Initial Thoughts On House Online Piracy Bill

On initial glance H.R. 3261, the Stop Online Piracy Act, introduced in the House this week, is twice was long as its Senate counterpart the PROTECT IP Act and proposes broad, sweeping Internet regulation.

Cybersecurity issues:

If enacted, this bill would drive internet traffic and domain name routing that we now control outside of the US, compromising our intelligence capabilities and threatening the safe functioning of the global internet.  It breaks DNSSEC – the biggest Internet security patch for the Internet ever.

So in other words, the questions members of Congress need to ask themselves before supporting this is: ‘Do you trust anarchists and groups like PirateBay to tell Americans what the IP address is for Bank of America? Or the IRS?  Or for Microsoft critical updates?  That’s what you get when people use foreign DNS servers.  This movement to offshoe DNS servers is starting already.

Censorship issues:

This bill puts the US government in the business of Internet censorship, just as our ambassador to the WTO is hassling China about their Internet censorship.  This dramatically undercuts US credibility on a crucial market access issue of great importance to the Internet sector — one of America’s chief exports.

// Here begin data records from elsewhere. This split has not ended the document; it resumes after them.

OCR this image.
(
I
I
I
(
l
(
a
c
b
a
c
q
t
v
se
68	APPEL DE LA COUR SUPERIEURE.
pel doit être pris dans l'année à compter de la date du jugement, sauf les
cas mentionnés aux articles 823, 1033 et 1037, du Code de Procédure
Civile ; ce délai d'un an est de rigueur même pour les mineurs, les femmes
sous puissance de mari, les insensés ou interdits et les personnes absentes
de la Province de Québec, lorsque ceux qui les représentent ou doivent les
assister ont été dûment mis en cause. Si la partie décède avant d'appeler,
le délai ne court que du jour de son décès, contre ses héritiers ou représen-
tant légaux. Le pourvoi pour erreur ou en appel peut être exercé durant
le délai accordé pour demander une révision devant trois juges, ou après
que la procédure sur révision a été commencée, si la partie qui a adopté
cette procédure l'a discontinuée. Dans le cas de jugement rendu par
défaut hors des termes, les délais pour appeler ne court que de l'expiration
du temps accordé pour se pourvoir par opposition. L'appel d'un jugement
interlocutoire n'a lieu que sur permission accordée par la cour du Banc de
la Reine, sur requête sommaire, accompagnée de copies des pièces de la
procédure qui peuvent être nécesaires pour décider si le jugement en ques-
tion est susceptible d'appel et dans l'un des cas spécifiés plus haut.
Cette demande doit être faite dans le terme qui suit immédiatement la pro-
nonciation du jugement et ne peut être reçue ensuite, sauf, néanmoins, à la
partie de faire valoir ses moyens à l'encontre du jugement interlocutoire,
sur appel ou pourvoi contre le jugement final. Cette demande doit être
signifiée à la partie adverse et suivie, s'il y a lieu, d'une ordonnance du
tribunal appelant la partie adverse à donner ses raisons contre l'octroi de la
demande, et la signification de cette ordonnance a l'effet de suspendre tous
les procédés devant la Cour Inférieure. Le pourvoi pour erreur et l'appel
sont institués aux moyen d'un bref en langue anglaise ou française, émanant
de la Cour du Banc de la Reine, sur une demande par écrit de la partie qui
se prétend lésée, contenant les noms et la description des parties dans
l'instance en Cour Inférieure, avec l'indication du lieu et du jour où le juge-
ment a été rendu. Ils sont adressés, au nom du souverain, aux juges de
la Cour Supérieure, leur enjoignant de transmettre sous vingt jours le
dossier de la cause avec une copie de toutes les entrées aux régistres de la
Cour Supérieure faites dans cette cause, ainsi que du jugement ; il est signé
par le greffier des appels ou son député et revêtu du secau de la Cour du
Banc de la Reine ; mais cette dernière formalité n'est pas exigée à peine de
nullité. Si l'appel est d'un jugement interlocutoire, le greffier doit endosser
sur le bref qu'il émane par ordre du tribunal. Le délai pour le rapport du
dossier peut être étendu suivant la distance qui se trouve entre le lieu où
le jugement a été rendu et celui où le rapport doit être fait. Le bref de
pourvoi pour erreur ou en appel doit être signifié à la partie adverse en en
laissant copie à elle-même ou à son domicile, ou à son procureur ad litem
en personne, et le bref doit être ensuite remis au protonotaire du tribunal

Undoes Liability Protections, Requires New Internet Monitoring:

This bill essentially breaks the Digital Millennium Copyright Act — the ‘third rail’ of IP policy. The DMCA has given tech and other companies protection from liability for what users do on their sites or networks – provided they respond quickly to copyright infringement complaints by taking down material when notified. But this pair of bills would now require Internet monitoring, and will rewrite IP liability rules at a time when the smartphone industry is melting down over patent litigation.  We don’t want the flurry of patent lawsuits for the Internet industry too.

Private Right of Action:

Much has been made about the new powers the Senate would give directly to copyrights holders to force other businesses to cut business ties to offending domains. While the House technically put up a small hurdle, the effect if essentially expected to be largely the same. While the Chamber of Commerce and Republicans have typically objected to private rights of action as field days for trial lawyers, somehow many are supporting it in this bill.

The House bill imposes a what looks like a DMCA-style notice-and-takedown system (meaning there is no judicial oversight) but without any ISP immunity for responding to a notice.  All the rightsholder-facing immunities only kick in post-order.  Here, ISPs may receive notices absent any court order.

Post-notice, the rightsholder can still bring a court action, regardless of whether the site at issue responds to the notification.  So the House version would impose this extrajudicial layer up front — but it gives no certainty to the intermediary, and offers the rightsholder no reason not to proceed with court process.  In other words, the difference between the two is that the Senate bill concedes it regulates the Internet, whereas the House bill is in denial.